Les merveilles de San-Francisco consistent en maisons d’habitation et de dépôt tout à fait ordinaires, que les mines d’or de la Californie ont donné et donnent chaque jour le moyen de faire construire. Ce qui m’étonna le plus dans cette ville de merveilles si riche et si luxueuse, c’est qu’on ne prenait aucun souci de deux choses très-importantes, l’entretien des chemins et l’éclairage.
On ne peut se faire une idée des trous, des montées et des inégalités des rues de la ville. Ici il faut gravir des marches, là il faut en descendre ; ici la chaussée est exhaussée, là elle est en contre-bas ; ici des places sont effondrées, là ce sont de véritables montagnes de briques, de bois, de chaux et de sable, et pas une lanterne n’avertit le passant. Cela rend les rues de la ville vraiment dangereuses, non-seulement pour les gens qui sont en voiture ou à cheval, mais même pour les piétons.
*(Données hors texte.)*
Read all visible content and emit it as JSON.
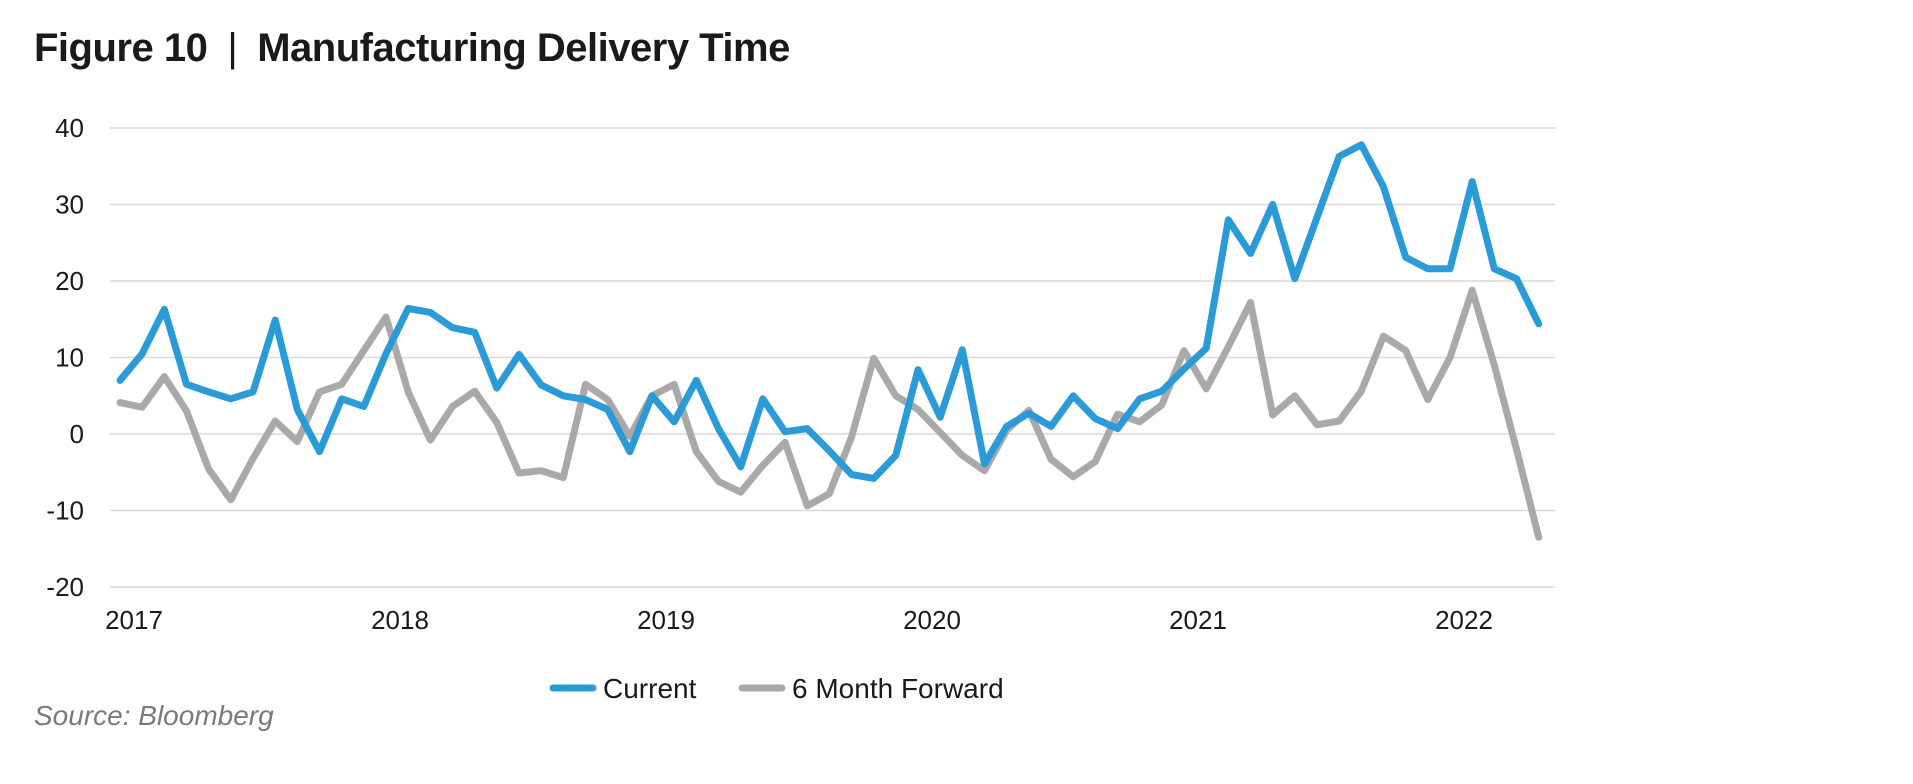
{
  "header": {
    "figure": "Figure 10",
    "divider": "|",
    "title": "Manufacturing Delivery Time"
  },
  "source": "Source: Bloomberg",
  "colors": {
    "current": "#2b9bd8",
    "forward": "#a9a9a9",
    "grid": "#d9d9d9"
  },
  "chart_data": {
    "type": "line",
    "title": "Manufacturing Delivery Time",
    "xlabel": "",
    "ylabel": "",
    "ylim": [
      -20,
      40
    ],
    "yticks": [
      40,
      30,
      20,
      10,
      0,
      -10,
      -20
    ],
    "ytick_labels": [
      "40",
      "30",
      "20",
      "10",
      "0",
      "-10",
      "-20"
    ],
    "xticks": [
      "2017",
      "2018",
      "2019",
      "2020",
      "2021",
      "2022"
    ],
    "x_start": "2017-01",
    "x_end": "2022-04",
    "grid": true,
    "legend": "bottom",
    "series": [
      {
        "name": "Current",
        "color": "#2b9bd8",
        "values": [
          7,
          10.5,
          16.3,
          6.5,
          5.5,
          4.6,
          5.5,
          14.9,
          3.2,
          -2.3,
          4.6,
          3.6,
          10.5,
          16.4,
          15.9,
          13.9,
          13.3,
          6.0,
          10.4,
          6.4,
          5.0,
          4.5,
          3.2,
          -2.3,
          5.0,
          1.6,
          7.0,
          0.7,
          -4.3,
          4.6,
          0.3,
          0.7,
          -2.2,
          -5.3,
          -5.8,
          -2.8,
          8.4,
          2.2,
          11.0,
          -3.9,
          1.0,
          2.7,
          1.0,
          5.0,
          2.0,
          0.7,
          4.6,
          5.6,
          8.5,
          11.2,
          28.0,
          23.6,
          30.0,
          20.3,
          28.3,
          36.3,
          37.8,
          32.3,
          23.1,
          21.6,
          21.6,
          33.0,
          21.6,
          20.3,
          14.4
        ]
      },
      {
        "name": "6 Month Forward",
        "color": "#a9a9a9",
        "values": [
          4.1,
          3.5,
          7.5,
          3.0,
          -4.6,
          -8.6,
          -3.2,
          1.7,
          -1.0,
          5.5,
          6.5,
          10.9,
          15.3,
          5.5,
          -0.8,
          3.6,
          5.6,
          1.5,
          -5.1,
          -4.8,
          -5.7,
          6.5,
          4.5,
          -0.3,
          5.0,
          6.5,
          -2.3,
          -6.2,
          -7.6,
          -4.1,
          -1.1,
          -9.4,
          -7.8,
          -0.4,
          9.9,
          5.0,
          3.2,
          0.2,
          -2.8,
          -4.8,
          0.5,
          3.1,
          -3.3,
          -5.6,
          -3.6,
          2.6,
          1.6,
          3.8,
          10.9,
          5.9,
          11.4,
          17.2,
          2.5,
          5.0,
          1.2,
          1.7,
          5.6,
          12.8,
          10.9,
          4.5,
          10.0,
          18.8,
          9.0,
          -2.0,
          -13.5
        ]
      }
    ]
  }
}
Ce sont surtout les quais de bois qui sont dangereux. La mer arrive jusque sous les planches, et elles sont tellement pourries qu’elles se brisent quand où passe dessus. Le jour même, il faut marcher avec précaution, au risque de tomber dans les trous nombreux qui s’y trouvent. La nuit, il n’est pas rare que des piétons tombent à la mer et ne reparaissent plus.
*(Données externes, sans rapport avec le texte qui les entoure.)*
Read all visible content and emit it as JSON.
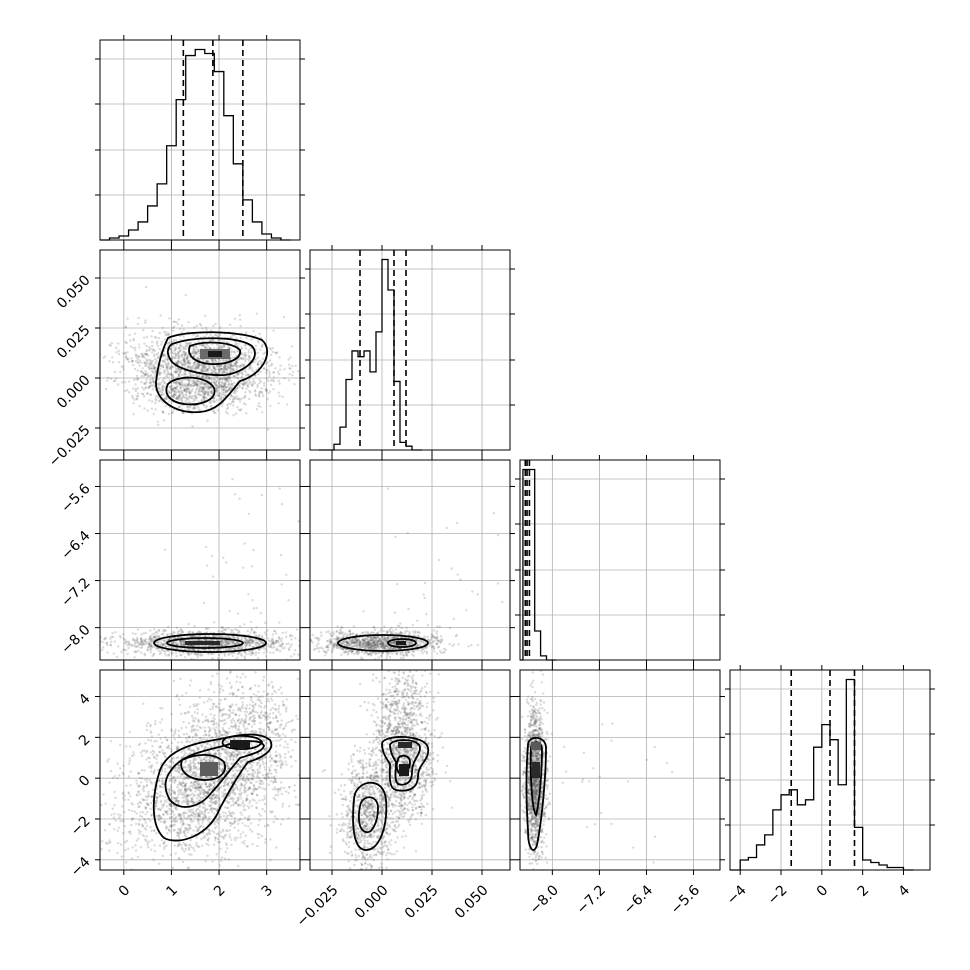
{
  "chart_data": {
    "type": "corner",
    "title": "",
    "grid": true,
    "n_params": 4,
    "params": [
      {
        "index": 0,
        "range": [
          -0.5,
          3.7
        ],
        "ticks": [
          0,
          1,
          2,
          3
        ],
        "tick_labels": [
          "0",
          "1",
          "2",
          "3"
        ],
        "quantiles": [
          1.25,
          1.87,
          2.5
        ],
        "hist": {
          "start": -0.3,
          "width": 0.2,
          "counts": [
            1,
            2,
            5,
            9,
            17,
            28,
            47,
            70,
            92,
            95,
            93,
            84,
            62,
            38,
            20,
            9,
            3,
            1
          ]
        }
      },
      {
        "index": 1,
        "range": [
          -0.036,
          0.064
        ],
        "ticks": [
          -0.025,
          0,
          0.025,
          0.05
        ],
        "tick_labels": [
          "−0.025",
          "0.000",
          "0.025",
          "0.050"
        ],
        "quantiles": [
          -0.011,
          0.006,
          0.012
        ],
        "hist": {
          "start": -0.024,
          "width": 0.003,
          "counts": [
            3,
            12,
            37,
            52,
            49,
            52,
            41,
            62,
            100,
            84,
            36,
            4,
            2
          ]
        }
      },
      {
        "index": 2,
        "range": [
          -8.55,
          -5.15
        ],
        "ticks": [
          -8,
          -7.2,
          -6.4,
          -5.6
        ],
        "tick_labels": [
          "−8.0",
          "−7.2",
          "−6.4",
          "−5.6"
        ],
        "quantiles": [
          -8.46,
          -8.43,
          -8.39
        ],
        "hist": {
          "start": -8.5,
          "width": 0.1,
          "counts": [
            92,
            92,
            14,
            2
          ]
        }
      },
      {
        "index": 3,
        "range": [
          -4.5,
          5.3
        ],
        "ticks": [
          -4,
          -2,
          0,
          2,
          4
        ],
        "tick_labels": [
          "−4",
          "−2",
          "0",
          "2",
          "4"
        ],
        "quantiles": [
          -1.5,
          0.4,
          1.6
        ],
        "hist": {
          "start": -4.0,
          "width": 0.4,
          "counts": [
            4,
            5,
            10,
            14,
            24,
            30,
            32,
            26,
            28,
            49,
            58,
            52,
            34,
            76,
            17,
            4,
            3,
            2,
            1,
            1
          ]
        }
      }
    ],
    "pairs": [
      {
        "x": 0,
        "y": 1,
        "correlation": "bimodal"
      },
      {
        "x": 0,
        "y": 2,
        "correlation": "none"
      },
      {
        "x": 1,
        "y": 2,
        "correlation": "none"
      },
      {
        "x": 0,
        "y": 3,
        "correlation": "positive"
      },
      {
        "x": 1,
        "y": 3,
        "correlation": "positive-bimodal"
      },
      {
        "x": 2,
        "y": 3,
        "correlation": "none"
      }
    ]
  }
}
On voit par terre, au milieu des rues les plus belles et les plus fréquentées, de vieux habits, des chiffons, des bottes, des bouteilles, des vases, des chiens crevés, des chats et des rats monstrueux qui fourmillent dans la ville ; on jette toutes les ordures devant la porte. Constantinople, comparé à San-Francisco, serait la ville de la propreté : là, au moins, il y a assez d’hommes et de chiens pour tenir la ville propre, les uns en ramassant les habits et les chiffons, les autres en mangeant les immondices.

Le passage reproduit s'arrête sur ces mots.